As otters expand their range and their prey adapt, will the populations of abalone, crab, and urchins reach a dynamic equilibrium, or will otters eat their way through an area and move on? It’s unclear. There may be a variation in patterns. Freed from urchin barrens, kelp comes back successional waves. The first to return are bull kelp and acid kelp, which are then outcompeted by giant kelp, stalked kelp, and laminaria. But the rate of kelp regrowth varies drastically, possibly with wave exposure and how quickly urchins and crabs migrate in to replace the casualties of the initial otter feeding binge. On exposed shores, where surf limits urchins and some kelp remained, the results of otter reintroduction were moderate. South of Monterey Bay, where the Sheepshead Wrasse also keeps the urchin population in check, the results are also milder.
Otter, kelp, and urchin populations may also be shifting around in a localized, patchwork-style movable feast. We don’t usually think of sea urchins as fast, but if you drop empty urchin shells on a carpet of sea urchins, they’ll clear out of the area for two weeks.
There’s a lot we don’t know about otters. Why did the Oregon reintroduction of the 1970s fail? Did they migrate north and join the Olympic population? With few kelp forests to hide in, were they eaten by sharks or Orca?

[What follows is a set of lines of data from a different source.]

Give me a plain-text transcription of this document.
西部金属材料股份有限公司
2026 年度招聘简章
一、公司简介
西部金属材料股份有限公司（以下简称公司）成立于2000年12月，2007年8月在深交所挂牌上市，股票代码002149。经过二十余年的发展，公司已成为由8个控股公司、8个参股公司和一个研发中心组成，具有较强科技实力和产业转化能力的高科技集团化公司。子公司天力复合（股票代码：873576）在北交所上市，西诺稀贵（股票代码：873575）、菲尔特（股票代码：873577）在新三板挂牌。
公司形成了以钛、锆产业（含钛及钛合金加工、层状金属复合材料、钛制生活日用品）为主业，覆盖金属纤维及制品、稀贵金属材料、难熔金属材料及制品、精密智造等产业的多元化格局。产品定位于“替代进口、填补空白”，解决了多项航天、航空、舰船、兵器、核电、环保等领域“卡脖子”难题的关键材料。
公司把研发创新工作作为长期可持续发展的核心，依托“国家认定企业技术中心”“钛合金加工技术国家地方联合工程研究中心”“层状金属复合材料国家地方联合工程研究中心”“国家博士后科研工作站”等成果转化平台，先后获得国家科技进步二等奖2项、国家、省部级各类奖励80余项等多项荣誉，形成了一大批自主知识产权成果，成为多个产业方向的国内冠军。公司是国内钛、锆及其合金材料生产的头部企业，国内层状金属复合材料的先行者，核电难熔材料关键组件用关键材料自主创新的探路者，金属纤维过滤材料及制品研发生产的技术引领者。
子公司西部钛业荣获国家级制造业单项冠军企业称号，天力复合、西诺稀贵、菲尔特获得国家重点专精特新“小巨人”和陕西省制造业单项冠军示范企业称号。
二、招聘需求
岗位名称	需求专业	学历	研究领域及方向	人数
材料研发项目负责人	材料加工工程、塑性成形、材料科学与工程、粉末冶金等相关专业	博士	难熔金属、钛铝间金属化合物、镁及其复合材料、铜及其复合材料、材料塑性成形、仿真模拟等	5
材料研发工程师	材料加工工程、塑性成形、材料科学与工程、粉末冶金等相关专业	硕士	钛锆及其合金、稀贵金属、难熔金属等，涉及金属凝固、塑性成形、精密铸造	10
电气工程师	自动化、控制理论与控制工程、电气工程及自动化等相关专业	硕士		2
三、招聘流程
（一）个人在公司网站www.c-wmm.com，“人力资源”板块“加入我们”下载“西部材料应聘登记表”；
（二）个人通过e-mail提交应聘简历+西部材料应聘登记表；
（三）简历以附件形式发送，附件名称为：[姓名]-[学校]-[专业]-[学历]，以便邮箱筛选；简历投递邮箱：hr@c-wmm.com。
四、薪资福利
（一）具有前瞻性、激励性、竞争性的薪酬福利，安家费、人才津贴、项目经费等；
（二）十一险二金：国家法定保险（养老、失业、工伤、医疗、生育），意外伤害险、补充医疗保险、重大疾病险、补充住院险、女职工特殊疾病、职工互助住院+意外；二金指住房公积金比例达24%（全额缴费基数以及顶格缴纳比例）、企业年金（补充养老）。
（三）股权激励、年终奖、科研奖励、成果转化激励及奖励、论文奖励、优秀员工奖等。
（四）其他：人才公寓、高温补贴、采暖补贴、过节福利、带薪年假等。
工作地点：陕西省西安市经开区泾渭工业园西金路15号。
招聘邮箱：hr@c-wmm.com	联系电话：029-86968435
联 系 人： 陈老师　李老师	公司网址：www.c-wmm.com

Threats have also evolved. No longer hunted for fur, otters are vulnerable to disease. Infectious diseases account for 60 percent of otter mortality. These illnesses are linked to pollution, runoff from coastal communities, a chemical used in boat paint, and banned but persistent chemicals like PCBs and DDT. Since otters live in regional populations without much intermixing, genetic isolation may be increase vulnerability.
A second risk is oil, which accumulates in the shellfish that sea otters eat. Twenty-five years after the Exxon Valdez, Prince William Sound’s otters still show exposure to oil. The Valdez spill was a visible cataclysm, but oil enters the sea in many subtle ways: stormwater from coastal towns, rain off coastal highways, and small leaks from many ships. Since humans live near the coast in ever-greater numbers, we’ll need to find solutions to these problems. Because otters are visible and reasonably stationary, they can serve as early warning systems for ocean health.